Dr. Stevenson, who joined the House Commerce Committee in 1947 and retired in 1969, was the committee's specialist on transportation, securities, public health and matters dealing with the old Federal Power Commission.

Toward the end of this country's scientific studies in Antarctica during the 1958-1959 International Geophysical Year, Dr. Stevenson urged that the desirability of continuing this work be considered. A subcommittee was formed and Dr. Stevenson accompanied the gorup to Antarctica. As a result of its report and recommendation to the president, the U.S. scientific program was extended another year.

Some time later, the late explorer Carl Eklund named an Antarctic bay for him. The name, Stevenson Cove," has been approved by the Board of Geographic Names.
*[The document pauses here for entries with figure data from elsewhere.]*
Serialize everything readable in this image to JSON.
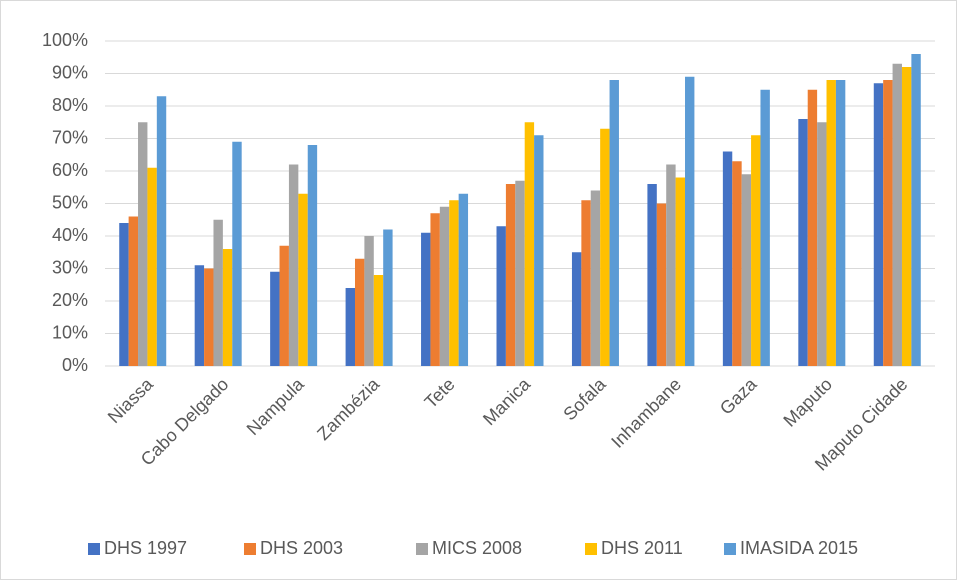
{
  "chart_data": {
    "type": "bar",
    "categories": [
      "Niassa",
      "Cabo Delgado",
      "Nampula",
      "Zambézia",
      "Tete",
      "Manica",
      "Sofala",
      "Inhambane",
      "Gaza",
      "Maputo",
      "Maputo Cidade"
    ],
    "series": [
      {
        "name": "DHS 1997",
        "color": "#4472c4",
        "values": [
          44,
          31,
          29,
          24,
          41,
          43,
          35,
          56,
          66,
          76,
          87
        ]
      },
      {
        "name": "DHS 2003",
        "color": "#ed7d31",
        "values": [
          46,
          30,
          37,
          33,
          47,
          56,
          51,
          50,
          63,
          85,
          88
        ]
      },
      {
        "name": "MICS 2008",
        "color": "#a5a5a5",
        "values": [
          75,
          45,
          62,
          40,
          49,
          57,
          54,
          62,
          59,
          75,
          93
        ]
      },
      {
        "name": "DHS 2011",
        "color": "#ffc000",
        "values": [
          61,
          36,
          53,
          28,
          51,
          75,
          73,
          58,
          71,
          88,
          92
        ]
      },
      {
        "name": "IMASIDA 2015",
        "color": "#5b9bd5",
        "values": [
          83,
          69,
          68,
          42,
          53,
          71,
          88,
          89,
          85,
          88,
          96
        ]
      }
    ],
    "ylim": [
      0,
      100
    ],
    "yticks": [
      {
        "value": 0,
        "label": "0%"
      },
      {
        "value": 10,
        "label": "10%"
      },
      {
        "value": 20,
        "label": "20%"
      },
      {
        "value": 30,
        "label": "30%"
      },
      {
        "value": 40,
        "label": "40%"
      },
      {
        "value": 50,
        "label": "50%"
      },
      {
        "value": 60,
        "label": "60%"
      },
      {
        "value": 70,
        "label": "70%"
      },
      {
        "value": 80,
        "label": "80%"
      },
      {
        "value": 90,
        "label": "90%"
      },
      {
        "value": 100,
        "label": "100%"
      }
    ],
    "grid": true,
    "legend": "bottom"
  }
}
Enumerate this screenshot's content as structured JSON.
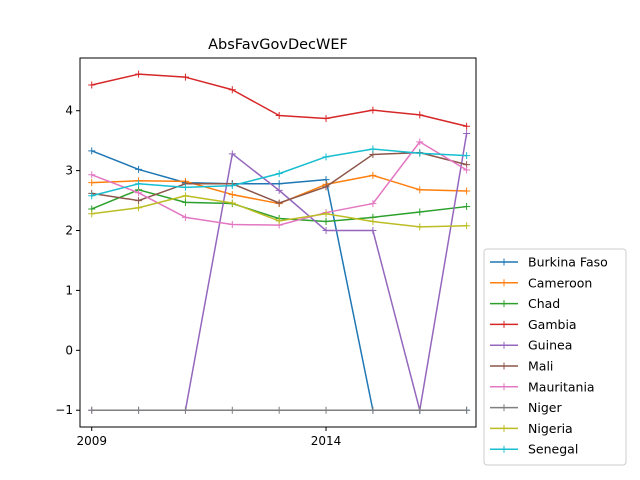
{
  "chart_data": {
    "type": "line",
    "title": "AbsFavGovDecWEF",
    "xlabel": "",
    "ylabel": "",
    "x": [
      2009,
      2010,
      2011,
      2012,
      2013,
      2014,
      2015,
      2016,
      2017
    ],
    "x_tick_labels": [
      "2009",
      "2014"
    ],
    "x_ticks": [
      2009,
      2014
    ],
    "xlim": [
      2008.75,
      2017.2
    ],
    "y_ticks": [
      -1,
      0,
      1,
      2,
      3,
      4
    ],
    "y_tick_labels": [
      "−1",
      "0",
      "1",
      "2",
      "3",
      "4"
    ],
    "ylim": [
      -1.28,
      4.88
    ],
    "grid": false,
    "legend_placement": "outside-right-bottom",
    "series": [
      {
        "name": "Burkina Faso",
        "color": "#1f77b4",
        "values": [
          3.33,
          3.02,
          2.8,
          2.78,
          2.78,
          2.85,
          -1,
          -1,
          -1
        ]
      },
      {
        "name": "Cameroon",
        "color": "#ff7f0e",
        "values": [
          2.8,
          2.83,
          2.82,
          2.6,
          2.45,
          2.77,
          2.92,
          2.68,
          2.66
        ]
      },
      {
        "name": "Chad",
        "color": "#2ca02c",
        "values": [
          2.36,
          2.68,
          2.47,
          2.45,
          2.2,
          2.15,
          2.22,
          2.31,
          2.4
        ]
      },
      {
        "name": "Gambia",
        "color": "#d62728",
        "values": [
          4.43,
          4.61,
          4.56,
          4.35,
          3.92,
          3.87,
          4.01,
          3.93,
          3.74
        ]
      },
      {
        "name": "Guinea",
        "color": "#9467bd",
        "values": [
          -1,
          -1,
          -1,
          3.28,
          2.67,
          2.0,
          2.0,
          -1,
          3.62
        ]
      },
      {
        "name": "Mali",
        "color": "#8c564b",
        "values": [
          2.62,
          2.5,
          2.78,
          2.78,
          2.46,
          2.73,
          3.27,
          3.3,
          3.1
        ]
      },
      {
        "name": "Mauritania",
        "color": "#e377c2",
        "values": [
          2.93,
          2.63,
          2.22,
          2.1,
          2.09,
          2.3,
          2.45,
          3.48,
          3.01
        ]
      },
      {
        "name": "Niger",
        "color": "#7f7f7f",
        "values": [
          -1,
          -1,
          -1,
          -1,
          -1,
          -1,
          -1,
          -1,
          -1
        ]
      },
      {
        "name": "Nigeria",
        "color": "#bcbd22",
        "values": [
          2.28,
          2.38,
          2.58,
          2.46,
          2.16,
          2.28,
          2.15,
          2.06,
          2.08
        ]
      },
      {
        "name": "Senegal",
        "color": "#17becf",
        "values": [
          2.58,
          2.78,
          2.72,
          2.75,
          2.95,
          3.23,
          3.36,
          3.29,
          3.25
        ]
      }
    ]
  }
}
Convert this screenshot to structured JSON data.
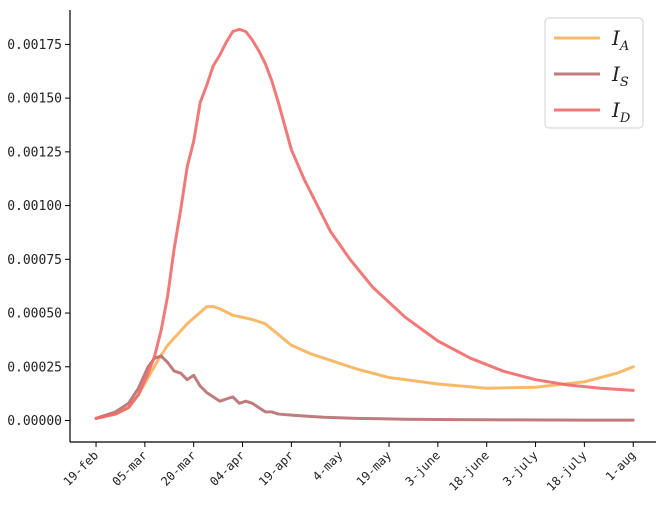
{
  "chart_data": {
    "type": "line",
    "xlabel": "",
    "ylabel": "",
    "title": "",
    "x_ticks": [
      "19-feb",
      "05-mar",
      "20-mar",
      "04-apr",
      "19-apr",
      "4-may",
      "19-may",
      "3-june",
      "18-june",
      "3-july",
      "18-july",
      "1-aug"
    ],
    "y_ticks": [
      "0.00000",
      "0.00025",
      "0.00050",
      "0.00075",
      "0.00100",
      "0.00125",
      "0.00150",
      "0.00175"
    ],
    "ylim": [
      -0.0001,
      0.00191
    ],
    "xlim": [
      -8,
      172
    ],
    "grid": false,
    "legend_position": "top-right",
    "series": [
      {
        "name": "I_A",
        "legend_main": "I",
        "legend_sub": "A",
        "color": "#f7b25a",
        "x": [
          0,
          6,
          10,
          13,
          16,
          19,
          22,
          25,
          28,
          31,
          34,
          36,
          38,
          42,
          48,
          52,
          56,
          60,
          66,
          72,
          80,
          90,
          105,
          120,
          135,
          150,
          160,
          165
        ],
        "y": [
          1e-05,
          3e-05,
          6e-05,
          0.00012,
          0.0002,
          0.00028,
          0.00035,
          0.0004,
          0.00045,
          0.00049,
          0.00053,
          0.00053,
          0.00052,
          0.00049,
          0.00047,
          0.00045,
          0.0004,
          0.00035,
          0.00031,
          0.00028,
          0.00024,
          0.0002,
          0.00017,
          0.00015,
          0.000155,
          0.00018,
          0.00022,
          0.00025
        ]
      },
      {
        "name": "I_S",
        "legend_main": "I",
        "legend_sub": "S",
        "color": "#b86e6e",
        "x": [
          0,
          6,
          10,
          13,
          16,
          18,
          20,
          22,
          24,
          26,
          28,
          30,
          32,
          34,
          36,
          38,
          40,
          42,
          44,
          46,
          48,
          50,
          52,
          54,
          56,
          60,
          65,
          70,
          80,
          95,
          110,
          130,
          150,
          165
        ],
        "y": [
          1e-05,
          4e-05,
          8e-05,
          0.00015,
          0.00025,
          0.00029,
          0.0003,
          0.00027,
          0.00023,
          0.00022,
          0.00019,
          0.00021,
          0.00016,
          0.00013,
          0.00011,
          9e-05,
          0.0001,
          0.00011,
          8e-05,
          9e-05,
          8e-05,
          6e-05,
          4e-05,
          4e-05,
          3e-05,
          2.5e-05,
          2e-05,
          1.5e-05,
          1e-05,
          6e-06,
          4e-06,
          3e-06,
          2e-06,
          2e-06
        ]
      },
      {
        "name": "I_D",
        "legend_main": "I",
        "legend_sub": "D",
        "color": "#f06a6a",
        "x": [
          0,
          6,
          10,
          13,
          16,
          18,
          20,
          22,
          24,
          26,
          28,
          30,
          32,
          34,
          36,
          38,
          40,
          42,
          44,
          46,
          48,
          50,
          52,
          54,
          56,
          58,
          60,
          64,
          68,
          72,
          78,
          85,
          95,
          105,
          115,
          125,
          135,
          145,
          155,
          165
        ],
        "y": [
          1e-05,
          3e-05,
          6e-05,
          0.00012,
          0.00022,
          0.0003,
          0.00042,
          0.00058,
          0.0008,
          0.00098,
          0.00118,
          0.0013,
          0.00148,
          0.00156,
          0.00165,
          0.0017,
          0.00176,
          0.00181,
          0.00182,
          0.00181,
          0.00177,
          0.00172,
          0.00166,
          0.00158,
          0.00148,
          0.00137,
          0.00126,
          0.00112,
          0.001,
          0.00088,
          0.00075,
          0.00062,
          0.00048,
          0.00037,
          0.00029,
          0.00023,
          0.00019,
          0.000165,
          0.00015,
          0.00014
        ]
      }
    ]
  }
}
Dr. Stevenson came to Washington in 1935 with the Central Statistical Board, which was established under the National Industrial Recovery Act. He later became an analyst with the Securities and Exchange Commission. He was director of the Transportation Equipment Division of the War Production Board during World War II and later served two years on the Navy's Renegotiation Board.

He was born in Chicago and earned a bachelor's degree from the College of Wooster in Ohio and a doctorate in economics from Yale University. He taught economics and transportation at Kalamazoo College in Michigan from 1929 to 1932.

Dr. Stevenson, who lived in Chevy Chase, was a member of Phi Beta Kappa, the American Society of Mechanical Engineers and the Cosmos Club. k

Survivors include his wife, the former Elizabeth Otis, of Chevy Chase; two sons, Andrew Jr., of Baltimore, and James O., of Fairfax; two brothers, James, of Bethesda, and John, of San Marino, Calif.; a sister, Ruth Everson of Los Angeles, and a grandson.

The family suggests that expressions of sympathy be in the form of contributions to the American Heart Association.